CINEMA E TV

WHAT’S YOUR FAVORITE SCARY MOVIE?

Pra não deixar o Halloween passar em branco, resolvi fazer (de última hora) uma lista de filmes que assisti numa época distante em que eu ainda era uma expectadora dedicada, e que de alguma forma tenham a ver com a data. Bruxas, paranormalidade, terror e coisas exóticas em geral que a gente só vê em filmes exóticos no geral. É a proposta mais manjada do universo, I know, mas é o que temos pra hoje.

Já adianto que não fiz uma lista com muitas opções de terror porque sou uma pessoa deveras medrosa e que, portanto, prefere evitar o gênero e garantir noites de sono tranquilas. Não julguem, por favor.

João-e-Maria-2013-4João e Maria Caçadores de Bruxas (Tommy Wirkola, 2013): Qualquer filme que se disponha a revisitar clássicos da literatura infantil me ganha de cara. Sou realista o suficiente pra admitir que nem todos são bem sucedidos (a maioria, de fato, não é), mas por pior que o resultado seja, acho sensacional ver diretores se arriscando em propostas inovadoras para histórias já tão conhecidas. João e Maria Caçadores de Bruxas fica no meio termo. Não chega a ser sensacional, mas não é de todo uma morte horrível. Depois de serem abandonados na floresta pelos pais e se meterem na cilada da casa de doces suspeita, os irmãos crescem e se tornam caçadores de bruxas e outras ~criaturas exóticas~. Os dois são então contratados pelo prefeito de uma cidadezinha para investigar o desaparecimento misterioso de várias crianças – que, ao que tudo indica, tem dedo de bruxas pentelhas no meio. Explicações demais não são o forte do filme, que pula logo pra ação e that’s it. Isso me incomodou um pouco no início, mas num segundo momento percebi que não tem muito o que explicar. Ninguém quer saber de onde eles tiram toda aquela parafernalha peculiar ou como, de fato, aprenderam tudo que sabem, porque essas questões não são realmente importantes para o desenrolar da história. Tudo acontece numa agilidade enorme e quando você pisca, o filme já acabou. O elenco é maravilhoso e Gemma Arterton tá absurda de tão maravilhosa. Todas quer ser Maria, apenas.

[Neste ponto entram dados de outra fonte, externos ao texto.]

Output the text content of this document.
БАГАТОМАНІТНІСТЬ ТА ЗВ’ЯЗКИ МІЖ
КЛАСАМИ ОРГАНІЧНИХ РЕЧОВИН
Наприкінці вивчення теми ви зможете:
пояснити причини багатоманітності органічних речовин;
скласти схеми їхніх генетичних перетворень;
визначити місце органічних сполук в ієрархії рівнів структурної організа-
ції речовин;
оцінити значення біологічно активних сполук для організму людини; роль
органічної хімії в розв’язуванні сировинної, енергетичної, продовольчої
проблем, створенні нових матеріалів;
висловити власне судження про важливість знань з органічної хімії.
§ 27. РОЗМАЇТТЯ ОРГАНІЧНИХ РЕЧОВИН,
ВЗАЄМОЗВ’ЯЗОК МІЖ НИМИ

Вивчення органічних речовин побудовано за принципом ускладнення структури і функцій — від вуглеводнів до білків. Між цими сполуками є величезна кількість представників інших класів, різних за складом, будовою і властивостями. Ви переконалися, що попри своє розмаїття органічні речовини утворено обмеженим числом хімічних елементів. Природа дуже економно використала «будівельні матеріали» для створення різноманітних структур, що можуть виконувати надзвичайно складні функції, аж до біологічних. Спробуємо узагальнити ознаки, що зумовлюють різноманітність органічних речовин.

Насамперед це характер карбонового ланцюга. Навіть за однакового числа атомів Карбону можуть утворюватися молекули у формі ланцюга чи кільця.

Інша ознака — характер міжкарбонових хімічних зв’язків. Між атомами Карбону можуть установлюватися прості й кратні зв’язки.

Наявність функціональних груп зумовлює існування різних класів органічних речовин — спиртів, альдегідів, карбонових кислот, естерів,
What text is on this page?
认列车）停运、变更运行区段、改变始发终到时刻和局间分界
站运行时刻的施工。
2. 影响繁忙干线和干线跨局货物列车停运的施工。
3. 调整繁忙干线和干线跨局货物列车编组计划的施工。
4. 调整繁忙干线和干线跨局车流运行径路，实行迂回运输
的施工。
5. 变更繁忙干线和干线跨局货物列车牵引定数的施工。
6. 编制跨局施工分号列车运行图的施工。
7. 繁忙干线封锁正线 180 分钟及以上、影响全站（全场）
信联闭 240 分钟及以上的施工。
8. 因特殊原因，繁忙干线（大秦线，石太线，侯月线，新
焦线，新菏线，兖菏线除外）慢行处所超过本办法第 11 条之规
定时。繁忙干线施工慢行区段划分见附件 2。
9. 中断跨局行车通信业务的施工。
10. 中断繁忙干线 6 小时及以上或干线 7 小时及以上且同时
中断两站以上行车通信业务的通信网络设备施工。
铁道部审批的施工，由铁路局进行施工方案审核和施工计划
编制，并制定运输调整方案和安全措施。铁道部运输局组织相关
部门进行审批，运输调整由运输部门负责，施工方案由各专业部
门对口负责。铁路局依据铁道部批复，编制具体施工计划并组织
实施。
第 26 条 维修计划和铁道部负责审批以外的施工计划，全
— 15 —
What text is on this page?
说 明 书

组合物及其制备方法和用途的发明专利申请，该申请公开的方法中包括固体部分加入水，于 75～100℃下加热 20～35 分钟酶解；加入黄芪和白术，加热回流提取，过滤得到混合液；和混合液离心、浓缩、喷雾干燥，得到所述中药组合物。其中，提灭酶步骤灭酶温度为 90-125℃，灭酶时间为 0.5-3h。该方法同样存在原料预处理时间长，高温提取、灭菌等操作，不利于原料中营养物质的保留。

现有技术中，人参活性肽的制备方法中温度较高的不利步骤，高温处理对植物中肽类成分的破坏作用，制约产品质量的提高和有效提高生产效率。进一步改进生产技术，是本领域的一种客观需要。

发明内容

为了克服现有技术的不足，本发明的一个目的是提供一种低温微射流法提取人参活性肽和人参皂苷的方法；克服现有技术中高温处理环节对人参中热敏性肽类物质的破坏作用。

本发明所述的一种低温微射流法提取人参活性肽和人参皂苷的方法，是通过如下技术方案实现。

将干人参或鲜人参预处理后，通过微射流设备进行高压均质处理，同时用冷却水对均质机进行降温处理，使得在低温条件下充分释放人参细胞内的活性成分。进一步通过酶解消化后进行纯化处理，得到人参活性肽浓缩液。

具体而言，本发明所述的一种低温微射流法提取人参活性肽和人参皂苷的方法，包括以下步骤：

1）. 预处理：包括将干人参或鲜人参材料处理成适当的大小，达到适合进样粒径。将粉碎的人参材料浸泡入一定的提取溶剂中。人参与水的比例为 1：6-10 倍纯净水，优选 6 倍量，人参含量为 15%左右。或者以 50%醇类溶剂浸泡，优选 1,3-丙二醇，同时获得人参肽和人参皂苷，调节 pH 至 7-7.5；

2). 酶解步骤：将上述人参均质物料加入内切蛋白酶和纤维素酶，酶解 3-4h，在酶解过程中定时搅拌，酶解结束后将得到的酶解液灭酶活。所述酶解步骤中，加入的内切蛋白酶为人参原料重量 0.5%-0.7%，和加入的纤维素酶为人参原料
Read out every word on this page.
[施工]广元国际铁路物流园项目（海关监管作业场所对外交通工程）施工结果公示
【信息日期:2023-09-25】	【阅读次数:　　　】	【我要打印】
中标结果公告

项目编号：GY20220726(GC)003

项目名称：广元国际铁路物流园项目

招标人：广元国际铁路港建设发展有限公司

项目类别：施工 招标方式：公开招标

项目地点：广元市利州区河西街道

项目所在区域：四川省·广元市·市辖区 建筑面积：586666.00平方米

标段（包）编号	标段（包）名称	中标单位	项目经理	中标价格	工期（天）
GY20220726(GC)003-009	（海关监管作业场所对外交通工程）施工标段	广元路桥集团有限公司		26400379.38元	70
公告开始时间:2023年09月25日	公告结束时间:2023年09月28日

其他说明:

19871077.jpg-r_640_600-b_1_D6D6D6-f_jpg-q_x-xxyxx O Chamado (Gore Verbinski, 2003): Aluguei esse filme junto com meu primo Caio, num passado distante em que eu ainda era uma moça deveras corajosa e encarava filmes de terror sem pensar duas vezes. Gente, nunca fiquei com tanto medo na vida. Naomi Watts é a jornalista Rachel Keller, que após a misteriosa morte da sobrinha, decide investigar o caso. Cilada, vocês devem estar pensando, e eu confirmo, queridos leitores. Uma cilada enorme. Rachel descobre uma fita cassete duvidosa que está misteriosamente ligada à uma porção de mortes suspeitas (incluindo a de sua sobrinha) e a partir daí a história engrena de vez. Algumas cenas são bem tensas e te deixam numa aflição absurda, mas o medo não é uma constante. Lógico que tem partes que assustam pra caramba e não te deixam dormir à noite, mas o suspense é bem mais intenso do que o medo em si. Muita gente prefere a versão japonesa da história e eu não duvido que ela seja, de fato, superior à americana. Mas me recuso a pagar pra ver porque né, não preciso de mais noites em claro Por fim, gostaria de dizer que sim, o telefone tocou quando terminei de assistir o filme e que a semana seguinte foi extremamente tensa, com direito à mosquinha pentelha, nariz sangrando e uma casa cheia de água no dia fatídico. Segurem esse forninho, migos.

hocus-pocus-movie-poster-1619Abracadabra (Kenny Ortega, 1993): Clássico da Sessão da Tarde, Abracadabra é um desses filmes manjados que todo mundo ama e that’s all. Não dá pra falar de uma direção incrível, uma fotografia maravilhosa e uma produção impecável, porque a proposta aqui não é essa. Mas o que vocês me dizem de Sarah Jessica Parker no papel de uma bruxa do século XVII que faz qualquer coisa para se manter jovem? De cara talvez a história não pareça assim tão atraente, mas se por um lado não sobra muita coisa para avaliar, por outro, a trama compensa tudo. As bruxas são medonhas, mas ao mesmo tempo muito engraçadas o que, de fato, faz uma diferença enorme. Não restam dúvidas de que elas são genuinamente más, mas ao mesmo tempo a gente se acaba de rir com essa tentativa bizarra de se manter jovem a qualquer custo. O figurino é outro ponto positivo, e se a gente parar pra pensar em questões de época, a maquiagem também entra no samba. Ou vai dizer que vocês não acham o zumbi um personagem deveras exótico e muito bem caracterizado? Não sei se um filme desses faria sentido se fosse lançado hoje, mas confesso que sinto falta das produções da Disney dessa época. A Ana criança sempre foi muito mais ligada nas animações, mas não posso deixar de me sentir um pouquinho triste quando vejo a quantidade de filmes for real que foram produzidos nos anos 90 e que perderam espaço para as produções bem menos criativas de agora.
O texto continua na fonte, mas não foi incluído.